BLOG DE RAFA PARRA SOLER

De vocación, poeta, ensayista y dramaturgo.











viernes, 9 de agosto de 2013

El desorden cotidiano (90)

Augusto había leído, en los Monólogos de la vagina, de Eve Ensler, el caso de unas niñas que, estando el la etapa de la preadoelscencia, estaban deseando tener el periodo para, de ese modo, convertirse en "mujeres". Y Augusto veía cierto paralelismo entre el deseo de esas niñas por tener su primera regla para alcanza la condición biológica de la mujer, y el deseo que él había tenido por que le saliera la barba.

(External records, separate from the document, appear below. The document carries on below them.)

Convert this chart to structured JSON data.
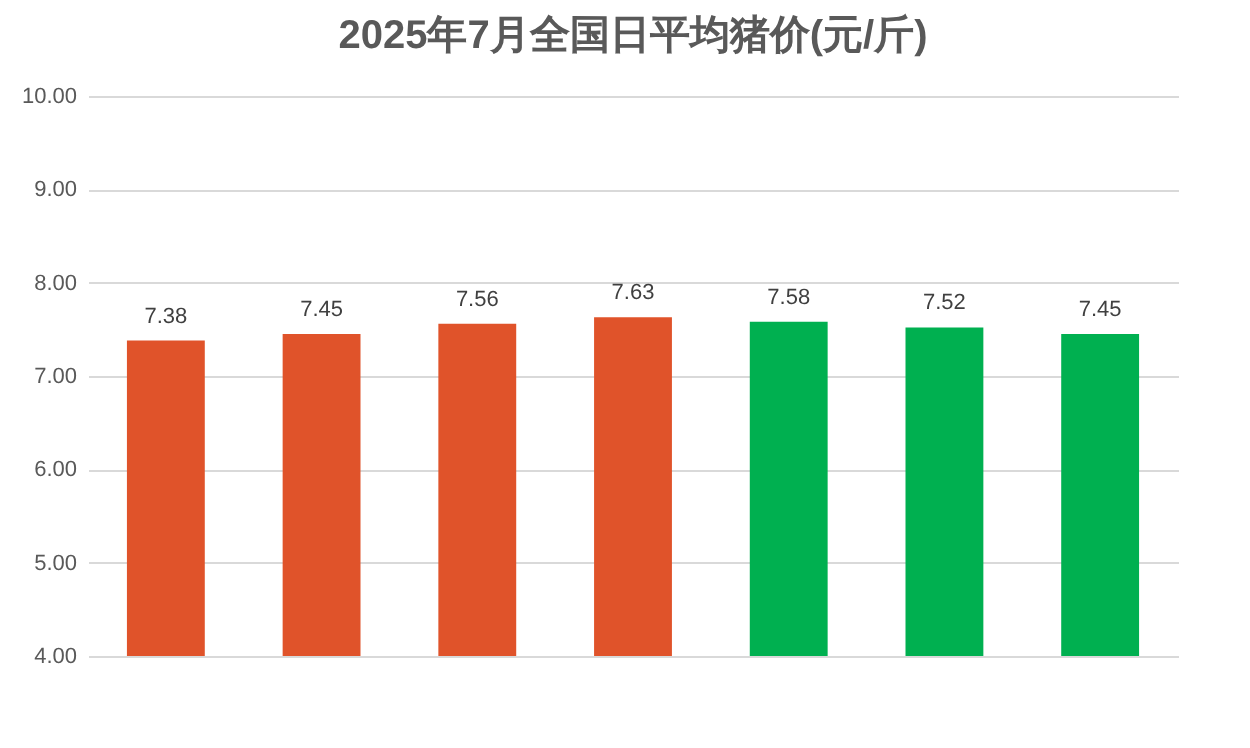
{
  "chart_data": {
    "type": "bar",
    "title": "2025年7月全国日平均猪价(元/斤)",
    "categories": [
      null,
      null,
      null,
      null,
      null,
      null,
      null
    ],
    "values": [
      7.38,
      7.45,
      7.56,
      7.63,
      7.58,
      7.52,
      7.45
    ],
    "colors": [
      "#e0532a",
      "#e0532a",
      "#e0532a",
      "#e0532a",
      "#00b050",
      "#00b050",
      "#00b050"
    ],
    "ylim": [
      4,
      10
    ],
    "yticks": [
      {
        "value": 4,
        "label": "4.00"
      },
      {
        "value": 5,
        "label": "5.00"
      },
      {
        "value": 6,
        "label": "6.00"
      },
      {
        "value": 7,
        "label": "7.00"
      },
      {
        "value": 8,
        "label": "8.00"
      },
      {
        "value": 9,
        "label": "9.00"
      },
      {
        "value": 10,
        "label": "10.00"
      }
    ],
    "grid": "y",
    "data_labels": true
  }
}
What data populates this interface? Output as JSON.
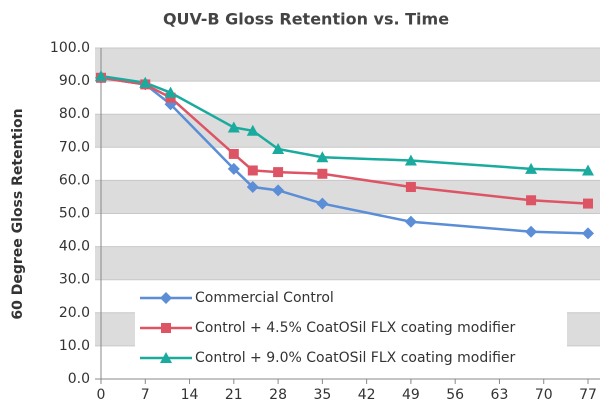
{
  "chart_data": {
    "type": "line",
    "title": "QUV-B Gloss Retention vs. Time",
    "y_label": "60 Degree Gloss Retention",
    "x": [
      0,
      7,
      11,
      21,
      24,
      28,
      35,
      49,
      68,
      77
    ],
    "series": [
      {
        "name": "Commercial Control",
        "color": "#5b8ed6",
        "marker": "diamond",
        "values": [
          91,
          89,
          83,
          63.5,
          58,
          57,
          53,
          47.5,
          44.5,
          44
        ]
      },
      {
        "name": "Control + 4.5% CoatOSil FLX coating modifier",
        "color": "#dd5565",
        "marker": "square",
        "values": [
          91,
          89,
          85,
          68,
          63,
          62.5,
          62,
          58,
          54,
          53
        ]
      },
      {
        "name": "Control + 9.0% CoatOSil FLX coating modifier",
        "color": "#1aab9e",
        "marker": "triangle",
        "values": [
          91.5,
          89.5,
          86.5,
          76,
          75,
          69.5,
          67,
          66,
          63.5,
          63
        ]
      }
    ],
    "xlim": [
      0,
      77
    ],
    "xticks": [
      0,
      7,
      14,
      21,
      28,
      35,
      42,
      49,
      56,
      63,
      70,
      77
    ],
    "ylim": [
      0,
      100
    ],
    "yticks": [
      {
        "value": 0,
        "label": "0.0"
      },
      {
        "value": 10,
        "label": "10.0"
      },
      {
        "value": 20,
        "label": "20.0"
      },
      {
        "value": 30,
        "label": "30.0"
      },
      {
        "value": 40,
        "label": "40.0"
      },
      {
        "value": 50,
        "label": "50.0"
      },
      {
        "value": 60,
        "label": "60.0"
      },
      {
        "value": 70,
        "label": "70.0"
      },
      {
        "value": 80,
        "label": "80.0"
      },
      {
        "value": 90,
        "label": "90.0"
      },
      {
        "value": 100,
        "label": "100.0"
      }
    ],
    "grid": true,
    "legend": "lower left"
  }
}
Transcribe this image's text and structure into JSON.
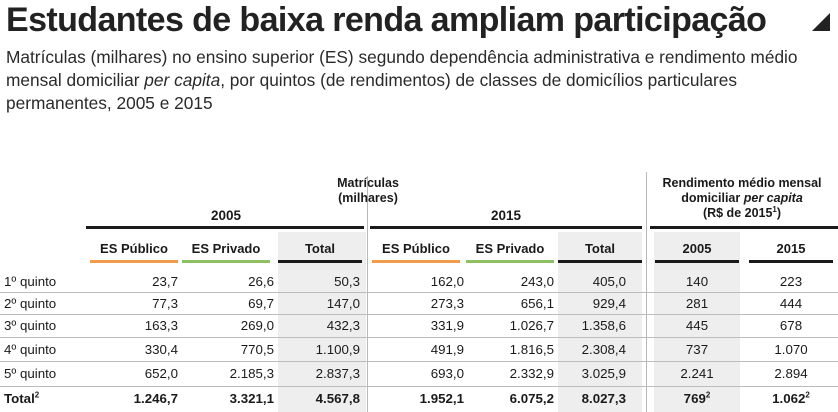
{
  "title": "Estudantes de baixa renda ampliam participação",
  "subtitle_parts": [
    "Matrículas (milhares) no ensino superior (ES) segundo dependência administrativa e rendimento médio mensal domiciliar ",
    "per capita",
    ", por quintos (de rendimentos) de classes de domicílios particulares permanentes, 2005 e 2015"
  ],
  "chart_data": {
    "type": "table",
    "group_headers": {
      "matriculas": "Matrículas\n(milhares)",
      "year_2005": "2005",
      "year_2015": "2015",
      "rendimento_line1": "Rendimento médio mensal",
      "rendimento_line2_pre": "domiciliar ",
      "rendimento_line2_em": "per capita",
      "rendimento_line3": "(R$ de 2015",
      "rendimento_line3_sup": "1",
      "rendimento_line3_post": ")"
    },
    "columns": [
      "ES Público",
      "ES Privado",
      "Total",
      "ES Público",
      "ES Privado",
      "Total",
      "2005",
      "2015"
    ],
    "accent_colors": {
      "es_publico": "#f39b4c",
      "es_privado": "#8cc063",
      "total": "#1a1a1a",
      "rendimento": "#1a1a1a"
    },
    "rows": [
      {
        "label": "1º quinto",
        "values": [
          "23,7",
          "26,6",
          "50,3",
          "162,0",
          "243,0",
          "405,0",
          "140",
          "223"
        ]
      },
      {
        "label": "2º quinto",
        "values": [
          "77,3",
          "69,7",
          "147,0",
          "273,3",
          "656,1",
          "929,4",
          "281",
          "444"
        ]
      },
      {
        "label": "3º quinto",
        "values": [
          "163,3",
          "269,0",
          "432,3",
          "331,9",
          "1.026,7",
          "1.358,6",
          "445",
          "678"
        ]
      },
      {
        "label": "4º quinto",
        "values": [
          "330,4",
          "770,5",
          "1.100,9",
          "491,9",
          "1.816,5",
          "2.308,4",
          "737",
          "1.070"
        ]
      },
      {
        "label": "5º quinto",
        "values": [
          "652,0",
          "2.185,3",
          "2.837,3",
          "693,0",
          "2.332,9",
          "3.025,9",
          "2.241",
          "2.894"
        ]
      }
    ],
    "total_row": {
      "label": "Total",
      "label_sup": "2",
      "values": [
        "1.246,7",
        "3.321,1",
        "4.567,8",
        "1.952,1",
        "6.075,2",
        "8.027,3",
        "769",
        "1.062"
      ],
      "value_sups": [
        "",
        "",
        "",
        "",
        "",
        "",
        "2",
        "2"
      ]
    }
  }
}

De hecho, este asunto de la barba, como símbolo de virilidad, de madurez y de hombría, le había estado obsesionando mucho durante gran parte de su adolescencia tardía y, también, durante sus primeros años como adulto oficial, es decir, una vez rebasada esa mayoría de edad que la ley fija a partir de los dieciocho años. Anteriormente a esto, Augusto había querido que le salieran pelos en las axilas.

El caso es que le saliera pelo. Eso es lo que quería Augusto, porque el pelo, en los hombres, al menos hace algunos años, era símbolo de esas anteriormente mencionadas supuestas virtudes o si no virtudes, al menos, rasgos estéticos de género masculino. Además, y esto influía en estos planteamientos suyos, ya a bastantes compañeros del instituto les había empezado a salir la barba, y no una pelusilla, sino una barba dura, consolidada, de esas que, aunque uno se afeite, le dejan sombras permanentes. Para Augusto, esos compañeros suyos del instituto ya eran hombres, y, como tales, se encontraban un peldaño por encima de él, o así lo consideraba. Y esto era un motivo más para alimentar sus complejos de inferioridad.

Durante los últimos tiempos, sin embargo se había extendido una moda, no se sabe si de influencias metrosexuales, por la cual se le había declarado la guerra al vello corporal, no solo en la mujer, que esto había sido siempre, sino también en el hombre. Ahora estaba mal visto que un señor tuviera pelos en el pecho. Podría llegar a considerarse, incluso, como falta de higiene, lo cual supone una evidente exageración.

Por desgracia, en la medida en que una cuestión tan banal pueda suponer una desgracia, a Augusto nunca le salió la barba que él había querido tener y cultivar. A él le había quedado una cosa rara, a medio camino entre el bozo adolescente y la barba del Che Guevara, o sea, un engendro amorfo que más parecía un churrete de haber bebido chocolate caliente sin haberse pasado después la servilleta, que una barba de verdad, cerrada y tupida, con el suficiente grado de espesura como para poder dejarse una perilla y que eso no pareciera la cara de un desollinador, sino el símbolo estético de una reafirmación de personalidad orgullosa de sus rasgos faciales.

Aun así, la imagen habitual de Augusto incluía la barba, en mayor o menor grado de descuido o mantenimiento, ya fuera en forma de barba entera, perilla con bigote o perilla sin bigote. El problema era que, como era una barba tan rara, tan blanda y con tantas zonas vacías sobre el mapa de su piel, resulta que cuando quería experimentar con ella, el abanico de posibilidades quedaba muy reducido, porque cualquier modificación que hiciera le quedaba muy mal. Así que, en muchas ocasiones, empezaba afeitándose con la intención de dejarse un poco de barba, pero se le iba la mano, y ya tenía que afeitarse el rostro entero si no quería quedar raro o, directamente, feo y hortera.

Casandra, por su parte, lo tenía muy claro: "nido de bichos, foco de infecciones", le decía a su novio cada vez que éste, con el rostro sin afeitar, se le acercaba para comérsela a besitos. Claro que él, naturalmente, hacía oídos sordos a las tiernas protestas de su novia y se dedicaba a elegir uno de sus mofletes para engullirlo con fruición. A ella le pinchaban los pelos de Augusto. Sobre todo, los del bigote. Sin embargo, se dejaba hacer tan ricamente, porque la dulzura y el cariño que Augusto ponía en tan entrañable cometido, a ella le compensaban, sentimiento que Casandra manifestaba exteriormente dibujando, de puro gustirrinín, una sonrisa de oreja a oreja.